A difusão do consumo não foi rápida e fácil. Na Inglaterra da Rainha Vitória, as bebidas da moda eram o vinho e os brandies franceses e espanhóis. A principal ajuda ao consumo de whisky a nível interno veio da praga de filoxera que arrasou os vinhedos continentais a partir de 1858. O scotch whisky tomou o lugar do cognac e os seus apreciadores aumentaram desde então, quer no Reino Unido quer nos países que faziam parte do Império Britânico, generalizando-se o consumo ao resto do mundo a partir da II Guerra Mundial.

Com soda, água (meio por meio à maneira escocesa) ou só com gelo (à americana), o scotch whisky é a bebida alcoolica mais vendida no mundo.

Malt, grain ou blended

Os métodos de fabrico do whisky escocês são, hoje em dia, praticamente iguais aos utilizados há cem anos. Nas destilarias de malte, a destilação tem muito mais de saber empírico do que ciência, transmitindo-se o conhecimento de geração em geração. É muito comum, por exemplo, o director de produção (aqui chamado master distiller) ter herdado a profissão e o lugar de seu pai.

Toda a componente de tradição e trabalho artesanal está nas destilarias de malte: as destilarias de "grain" são enormes unidades industriais que produzem alcoois de diversos tipos. Um malt whisky, como o nome indica, é proveniente de cevada maltada e duplamente destilada num alambique especial, denominado pot still.

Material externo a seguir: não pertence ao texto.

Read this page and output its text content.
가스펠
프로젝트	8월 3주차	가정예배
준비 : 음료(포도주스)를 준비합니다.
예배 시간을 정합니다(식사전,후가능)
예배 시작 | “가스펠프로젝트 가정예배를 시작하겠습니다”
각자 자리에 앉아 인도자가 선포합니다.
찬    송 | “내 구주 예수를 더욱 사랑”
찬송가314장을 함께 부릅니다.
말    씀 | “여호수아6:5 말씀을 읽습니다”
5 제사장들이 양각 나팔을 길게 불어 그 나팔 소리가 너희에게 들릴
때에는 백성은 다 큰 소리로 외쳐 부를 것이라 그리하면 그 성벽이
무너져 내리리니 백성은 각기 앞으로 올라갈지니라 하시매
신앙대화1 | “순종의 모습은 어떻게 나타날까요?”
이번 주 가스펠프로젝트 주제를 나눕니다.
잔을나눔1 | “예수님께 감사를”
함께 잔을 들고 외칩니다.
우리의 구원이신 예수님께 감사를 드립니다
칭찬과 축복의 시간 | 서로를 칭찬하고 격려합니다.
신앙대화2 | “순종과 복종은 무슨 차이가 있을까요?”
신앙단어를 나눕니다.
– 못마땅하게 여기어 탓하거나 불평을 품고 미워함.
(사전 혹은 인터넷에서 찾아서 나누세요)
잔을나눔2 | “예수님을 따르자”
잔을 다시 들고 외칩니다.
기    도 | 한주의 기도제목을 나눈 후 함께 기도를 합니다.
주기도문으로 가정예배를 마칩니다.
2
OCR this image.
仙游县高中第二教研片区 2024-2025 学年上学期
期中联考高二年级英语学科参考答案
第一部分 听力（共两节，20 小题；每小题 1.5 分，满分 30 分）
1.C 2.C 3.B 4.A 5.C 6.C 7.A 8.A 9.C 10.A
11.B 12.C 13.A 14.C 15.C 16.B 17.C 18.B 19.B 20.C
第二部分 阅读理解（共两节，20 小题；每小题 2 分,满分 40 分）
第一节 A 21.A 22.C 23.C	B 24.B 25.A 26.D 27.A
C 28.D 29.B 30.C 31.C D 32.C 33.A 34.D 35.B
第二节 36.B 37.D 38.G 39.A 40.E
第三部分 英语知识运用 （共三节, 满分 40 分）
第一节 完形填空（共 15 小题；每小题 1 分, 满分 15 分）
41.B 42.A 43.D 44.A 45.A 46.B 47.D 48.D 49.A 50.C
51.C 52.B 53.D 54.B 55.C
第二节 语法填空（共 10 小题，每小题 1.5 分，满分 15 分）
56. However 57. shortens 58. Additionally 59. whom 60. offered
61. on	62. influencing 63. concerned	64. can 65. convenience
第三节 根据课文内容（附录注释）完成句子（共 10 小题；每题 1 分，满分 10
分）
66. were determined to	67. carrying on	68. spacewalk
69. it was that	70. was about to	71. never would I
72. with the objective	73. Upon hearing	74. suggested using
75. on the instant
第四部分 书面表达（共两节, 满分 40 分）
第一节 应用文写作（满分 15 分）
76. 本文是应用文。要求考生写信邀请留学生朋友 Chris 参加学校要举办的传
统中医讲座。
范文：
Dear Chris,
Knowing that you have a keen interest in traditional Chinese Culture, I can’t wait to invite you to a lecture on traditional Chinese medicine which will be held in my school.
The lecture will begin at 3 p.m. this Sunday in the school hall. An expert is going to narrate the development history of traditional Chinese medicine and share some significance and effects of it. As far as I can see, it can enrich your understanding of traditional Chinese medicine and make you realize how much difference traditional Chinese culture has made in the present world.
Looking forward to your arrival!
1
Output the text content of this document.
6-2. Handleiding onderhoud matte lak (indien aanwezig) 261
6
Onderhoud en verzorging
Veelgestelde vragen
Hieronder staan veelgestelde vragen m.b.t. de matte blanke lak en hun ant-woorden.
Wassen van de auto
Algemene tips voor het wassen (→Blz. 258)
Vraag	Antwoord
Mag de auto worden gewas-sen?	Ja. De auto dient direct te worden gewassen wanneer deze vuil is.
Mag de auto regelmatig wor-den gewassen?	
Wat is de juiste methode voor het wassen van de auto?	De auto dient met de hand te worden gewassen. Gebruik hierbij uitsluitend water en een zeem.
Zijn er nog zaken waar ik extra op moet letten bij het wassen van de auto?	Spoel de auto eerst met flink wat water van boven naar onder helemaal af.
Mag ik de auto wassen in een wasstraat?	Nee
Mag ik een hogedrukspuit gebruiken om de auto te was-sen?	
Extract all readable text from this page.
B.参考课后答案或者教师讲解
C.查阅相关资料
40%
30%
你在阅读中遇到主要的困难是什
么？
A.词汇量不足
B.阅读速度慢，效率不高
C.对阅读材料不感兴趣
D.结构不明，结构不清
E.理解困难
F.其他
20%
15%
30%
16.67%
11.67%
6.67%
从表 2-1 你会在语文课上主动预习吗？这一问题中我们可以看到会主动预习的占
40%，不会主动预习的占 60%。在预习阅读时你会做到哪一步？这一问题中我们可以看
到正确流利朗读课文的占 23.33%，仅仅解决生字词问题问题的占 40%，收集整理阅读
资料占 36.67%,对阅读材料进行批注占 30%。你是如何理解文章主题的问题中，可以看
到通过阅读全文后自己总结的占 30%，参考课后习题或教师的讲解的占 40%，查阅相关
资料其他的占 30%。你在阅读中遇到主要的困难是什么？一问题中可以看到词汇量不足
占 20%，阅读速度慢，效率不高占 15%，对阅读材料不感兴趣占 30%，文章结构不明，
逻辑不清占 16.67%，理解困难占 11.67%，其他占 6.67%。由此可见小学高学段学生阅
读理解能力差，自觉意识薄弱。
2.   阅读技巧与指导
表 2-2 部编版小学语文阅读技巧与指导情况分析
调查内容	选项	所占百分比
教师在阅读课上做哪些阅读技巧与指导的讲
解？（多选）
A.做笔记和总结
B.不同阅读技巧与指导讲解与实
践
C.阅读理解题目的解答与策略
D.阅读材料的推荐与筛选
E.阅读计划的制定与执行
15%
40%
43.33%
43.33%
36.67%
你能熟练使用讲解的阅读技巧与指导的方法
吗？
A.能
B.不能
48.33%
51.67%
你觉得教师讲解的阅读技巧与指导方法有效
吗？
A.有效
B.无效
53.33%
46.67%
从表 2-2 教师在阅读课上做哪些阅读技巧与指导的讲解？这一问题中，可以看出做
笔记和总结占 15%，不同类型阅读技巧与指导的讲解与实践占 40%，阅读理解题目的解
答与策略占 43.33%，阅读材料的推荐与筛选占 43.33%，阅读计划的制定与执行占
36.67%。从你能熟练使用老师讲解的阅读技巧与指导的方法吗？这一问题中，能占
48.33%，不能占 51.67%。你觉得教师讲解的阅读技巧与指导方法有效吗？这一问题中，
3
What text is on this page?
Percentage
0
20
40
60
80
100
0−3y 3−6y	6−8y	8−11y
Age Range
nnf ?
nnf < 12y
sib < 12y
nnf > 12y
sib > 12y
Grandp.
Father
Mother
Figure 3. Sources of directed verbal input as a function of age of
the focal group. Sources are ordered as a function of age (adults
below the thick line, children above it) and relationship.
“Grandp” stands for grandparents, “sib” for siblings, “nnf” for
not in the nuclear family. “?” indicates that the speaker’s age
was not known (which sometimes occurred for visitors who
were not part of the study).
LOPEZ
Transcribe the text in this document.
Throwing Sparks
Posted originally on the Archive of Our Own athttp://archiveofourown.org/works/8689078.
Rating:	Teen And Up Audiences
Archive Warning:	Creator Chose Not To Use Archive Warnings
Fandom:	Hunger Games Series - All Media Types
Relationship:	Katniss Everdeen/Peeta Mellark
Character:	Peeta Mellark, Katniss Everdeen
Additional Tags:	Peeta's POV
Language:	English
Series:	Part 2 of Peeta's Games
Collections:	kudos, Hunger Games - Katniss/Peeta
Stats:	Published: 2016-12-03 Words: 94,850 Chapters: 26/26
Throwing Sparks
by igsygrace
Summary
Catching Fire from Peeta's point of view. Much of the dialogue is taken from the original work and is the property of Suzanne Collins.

O grain whisky é obtido em alambiques de colunas, por destilação contínua de diversos cereais, principalmente cevada não maltada e milho. Da mistura dos dois, em proporções e proveniências diversas, resultam os blended whisky, que representam mais de 95% do scotch vendido em todo o mundo. µ

±Um single malt é o produto de uma única destilaria de malte. O grain whisky, é muito raramente engarrafado como tal, sendo produzido, na quase totalidade, para misturar com o malte.

O papel da madeira

O blending (ou seja, o lote de malt whisky com grain whisky) apenas começou a ter expressão comercial a partir da segunda metade do século XIX. Cada companhia tem a sua fórmula específica para cada uma das marcas. Cabe ao master blender, o chefe dos provadores, fazer os lotes que, na generalidade dos casos, incluem mais de 30 whiskies de malte de diversas origens da Escócia e 4 ou 5 diferentes grain.

O grain whisky dá o corpo ao blended, sendo utilizado numa proporção que varia entre os 30% e os 60%, segundo as marcas, o seu posicionamento e nível de preço. Ao malte cabe fornecer todos os componentes de aroma e sabor que caracterizam um verdadeiro scotch. Depois de misturados os diversos maltes e grain, o lote final regressa aos cascos para casar algum tempo até ao engarrafamento.

O envelhecimento é, evidentemente, uma componente essencial num scotch whisky, e muito mais ainda nos whiskies de 12 ou mais anos. A idade indicada no rótulo corresponde sempre à do whisky mais novo que faz parte do lote. Assim, quando apreciamos, por exemplo, um blended 12 anos, sabemos que dos trinta e tal maltes que contém, o mais novo tem pelo menos 12 anos. E o mesmo é válido para o "grain whisky" que tem misturado.

Quando o líquido sai dos alambiques vem com cerca de 75% de alcool e antes de entrar nos cascos é-lhe adicionada água, reduzindo a força para cerca de 66%. Os maltes são envelhecidos em cascos que contiveram Jerez (mais raramente Porto ou Madeira), ou em cascos novos de carvalho americano. O envelhecimento na madeira vai dar ao whisky aromas e sabores, complexidade e elegância. Dá-lhe igualmente cor, sendo esta naturalmente mais carregada quanto maior for a proporção de whisky proveniente de cascos "axerezados". Os whiskies de três ou cinco anos, não têm muito tempo para ganhar cor na madeira. Por isso, tal como acontece com as aguardentes e os cognac novos, é-lhes adicionado, no engarrafamento, corante natural à base de caramelo.

O período de maturação varia de acordo com os interesses comerciais das empresas, as características do produto, o clima do local onde se encontra situado o armazém e o tipo de madeira do casco. Antes do engarrafamento, o whisky é arrefecido e filtrado, sendo adicionada uma determinada quantidade de água, necessária para desdobrar o alcool de 66% para os habituais 40% ou 43%. Depois, vai para a garrafa onde, tal como acontece com qualquer outro destilado, já não envelhece nem melhora qualitativamente.